お山の絵本通信vol.22

──なつかしい絵本と先生のこえ──

『お月さまってどんなあじ?』
文・絵/マイケル・グレイニエツ、いずみちほこ訳、偕成社セーラー出版1995年

私は小さい頃、絵本が大好きでしたが、今でも大好きで、本屋さんの絵本コーナーを見つけるとふらっと立ち寄り、気になった絵本を1時間でも2時間でも、いろいろと手をのばし、読み続けることがあります。そんな私がこの絵本と出会ったのは、この園でお仕事させて頂くようになって1年目の、ちょうどクリスマス前の今頃の時期で、時々立ち寄る絵本屋さんで手をのばしたのがきっかけでした。

この絵本は「お月さまってどんなあじなんだろ?」と思っていた動物たちがちいさなカメの決心により、みんなで力を合わせてお月さまをかじってみようと挑戦していくお話です。動物たちが力を合わせて挑戦していく姿に"頑張れ"という気持ちになり、それとともに"次は届くかな?"とドキドキした気持ちにもなります。お月さまをついにかじれた時には何とも言えない幸せな気持ちになり、すぐにこの絵本が大好きになりました。

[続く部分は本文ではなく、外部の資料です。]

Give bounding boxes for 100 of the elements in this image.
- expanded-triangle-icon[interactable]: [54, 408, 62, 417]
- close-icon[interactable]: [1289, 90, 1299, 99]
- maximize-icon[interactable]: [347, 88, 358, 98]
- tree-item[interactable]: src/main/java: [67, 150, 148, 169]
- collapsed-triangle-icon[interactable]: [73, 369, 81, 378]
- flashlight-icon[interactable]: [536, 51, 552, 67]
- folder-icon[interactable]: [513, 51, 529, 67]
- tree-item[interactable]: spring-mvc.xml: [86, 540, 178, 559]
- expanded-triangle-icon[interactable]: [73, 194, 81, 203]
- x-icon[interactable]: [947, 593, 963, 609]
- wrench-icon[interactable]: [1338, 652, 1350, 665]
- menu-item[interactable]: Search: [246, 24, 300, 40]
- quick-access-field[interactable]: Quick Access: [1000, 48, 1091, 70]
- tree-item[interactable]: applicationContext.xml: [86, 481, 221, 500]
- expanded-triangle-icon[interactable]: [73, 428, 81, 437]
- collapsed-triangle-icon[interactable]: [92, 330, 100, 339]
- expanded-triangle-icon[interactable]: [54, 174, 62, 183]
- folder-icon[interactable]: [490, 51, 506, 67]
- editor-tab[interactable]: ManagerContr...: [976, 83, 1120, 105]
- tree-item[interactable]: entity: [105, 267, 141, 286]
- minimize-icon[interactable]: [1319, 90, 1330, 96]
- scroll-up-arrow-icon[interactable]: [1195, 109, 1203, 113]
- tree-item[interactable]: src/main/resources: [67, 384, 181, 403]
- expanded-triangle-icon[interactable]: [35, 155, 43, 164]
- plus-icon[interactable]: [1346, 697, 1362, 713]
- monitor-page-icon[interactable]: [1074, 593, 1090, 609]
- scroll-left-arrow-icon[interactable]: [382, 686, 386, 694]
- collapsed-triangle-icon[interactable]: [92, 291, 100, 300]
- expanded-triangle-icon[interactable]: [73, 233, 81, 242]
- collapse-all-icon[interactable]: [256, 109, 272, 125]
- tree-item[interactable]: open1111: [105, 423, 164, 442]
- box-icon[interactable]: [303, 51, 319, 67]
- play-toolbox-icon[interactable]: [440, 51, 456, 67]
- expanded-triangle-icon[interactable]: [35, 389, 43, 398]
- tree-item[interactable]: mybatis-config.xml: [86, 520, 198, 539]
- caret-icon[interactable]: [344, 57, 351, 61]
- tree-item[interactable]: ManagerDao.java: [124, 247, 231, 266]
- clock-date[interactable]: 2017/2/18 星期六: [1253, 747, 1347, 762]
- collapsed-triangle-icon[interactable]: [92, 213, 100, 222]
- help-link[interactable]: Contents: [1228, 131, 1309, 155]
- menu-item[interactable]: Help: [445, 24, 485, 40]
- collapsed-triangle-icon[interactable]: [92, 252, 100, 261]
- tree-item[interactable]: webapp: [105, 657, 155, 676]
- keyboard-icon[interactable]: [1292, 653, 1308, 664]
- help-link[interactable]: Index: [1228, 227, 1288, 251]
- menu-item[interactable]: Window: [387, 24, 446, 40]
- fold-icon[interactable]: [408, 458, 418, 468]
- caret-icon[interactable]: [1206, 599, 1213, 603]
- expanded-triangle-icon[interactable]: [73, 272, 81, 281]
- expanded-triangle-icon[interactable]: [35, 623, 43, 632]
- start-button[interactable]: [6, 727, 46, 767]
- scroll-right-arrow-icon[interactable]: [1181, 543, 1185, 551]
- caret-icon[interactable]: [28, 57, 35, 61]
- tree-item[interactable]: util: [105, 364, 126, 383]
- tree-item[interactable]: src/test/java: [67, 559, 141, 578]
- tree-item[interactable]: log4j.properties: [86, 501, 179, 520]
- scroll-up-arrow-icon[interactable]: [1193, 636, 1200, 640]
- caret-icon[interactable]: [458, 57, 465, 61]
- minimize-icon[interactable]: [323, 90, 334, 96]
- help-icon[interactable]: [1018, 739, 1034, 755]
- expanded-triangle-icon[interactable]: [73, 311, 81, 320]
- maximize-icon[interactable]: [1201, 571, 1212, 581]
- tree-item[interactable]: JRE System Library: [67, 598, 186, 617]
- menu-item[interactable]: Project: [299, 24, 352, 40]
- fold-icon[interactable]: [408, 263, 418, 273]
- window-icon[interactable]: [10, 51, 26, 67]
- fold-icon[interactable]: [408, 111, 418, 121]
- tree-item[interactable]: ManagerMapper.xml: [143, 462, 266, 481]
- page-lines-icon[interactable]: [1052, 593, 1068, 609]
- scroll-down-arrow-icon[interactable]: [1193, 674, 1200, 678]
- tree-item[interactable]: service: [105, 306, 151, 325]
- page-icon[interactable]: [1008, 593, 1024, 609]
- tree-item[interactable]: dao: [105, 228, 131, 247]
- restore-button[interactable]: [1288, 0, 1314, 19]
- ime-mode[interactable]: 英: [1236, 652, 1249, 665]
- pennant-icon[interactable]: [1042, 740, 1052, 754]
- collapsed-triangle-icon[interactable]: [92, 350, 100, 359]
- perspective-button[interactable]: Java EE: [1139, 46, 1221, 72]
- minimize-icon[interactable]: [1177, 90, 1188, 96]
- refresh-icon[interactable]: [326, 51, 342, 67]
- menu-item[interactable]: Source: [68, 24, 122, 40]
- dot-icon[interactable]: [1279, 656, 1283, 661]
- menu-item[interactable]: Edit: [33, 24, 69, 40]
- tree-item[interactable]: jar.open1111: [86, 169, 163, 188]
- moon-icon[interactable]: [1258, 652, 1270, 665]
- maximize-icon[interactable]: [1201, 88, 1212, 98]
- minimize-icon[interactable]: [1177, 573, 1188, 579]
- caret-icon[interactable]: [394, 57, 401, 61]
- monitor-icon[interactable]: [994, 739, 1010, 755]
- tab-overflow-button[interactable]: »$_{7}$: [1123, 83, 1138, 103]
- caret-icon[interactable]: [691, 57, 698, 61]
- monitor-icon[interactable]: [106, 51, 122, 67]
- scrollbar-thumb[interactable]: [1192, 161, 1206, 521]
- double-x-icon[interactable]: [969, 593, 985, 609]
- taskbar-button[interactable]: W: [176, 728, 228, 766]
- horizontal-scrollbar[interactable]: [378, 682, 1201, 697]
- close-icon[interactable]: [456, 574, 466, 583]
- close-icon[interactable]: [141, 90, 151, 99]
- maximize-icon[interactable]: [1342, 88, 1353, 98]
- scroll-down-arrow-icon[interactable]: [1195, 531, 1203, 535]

今年、ちゅうりっぷぐみの子どもたちとも一緒に読んでみましたが、読み手の私の"頑張れ"という気持ちがそのまま子どもたちにも伝わったのか、子どもたちも息を飲んで「つぎ、とどくわ」「もうとどきそうや!」と真剣な眼差しで聞き入ってくれました。

パリッ! とお月さまをかじれた時は思わず「やったぁ!」という声も聞こえ、読み終えた後は「あま〜いあじやった!」「おいしいあじやった!」とみんなもすぐに気に入ってくれ、今ではお友だちに絵本を見せながら、「まだまだとどきません。そこでライオンさんをよびました」などと自分なりに考えたお話を聞かせてあげられるくらい大好きになってくれました。

「お月さま読んでー!!」とリクエストの多い一冊、読む度にお月さまの味が変わり、みんなそれぞれに違う味を楽しむことができる一冊、読み終えた後には何ともいえない幸せな気持ちになれるそんな素敵な絵本です。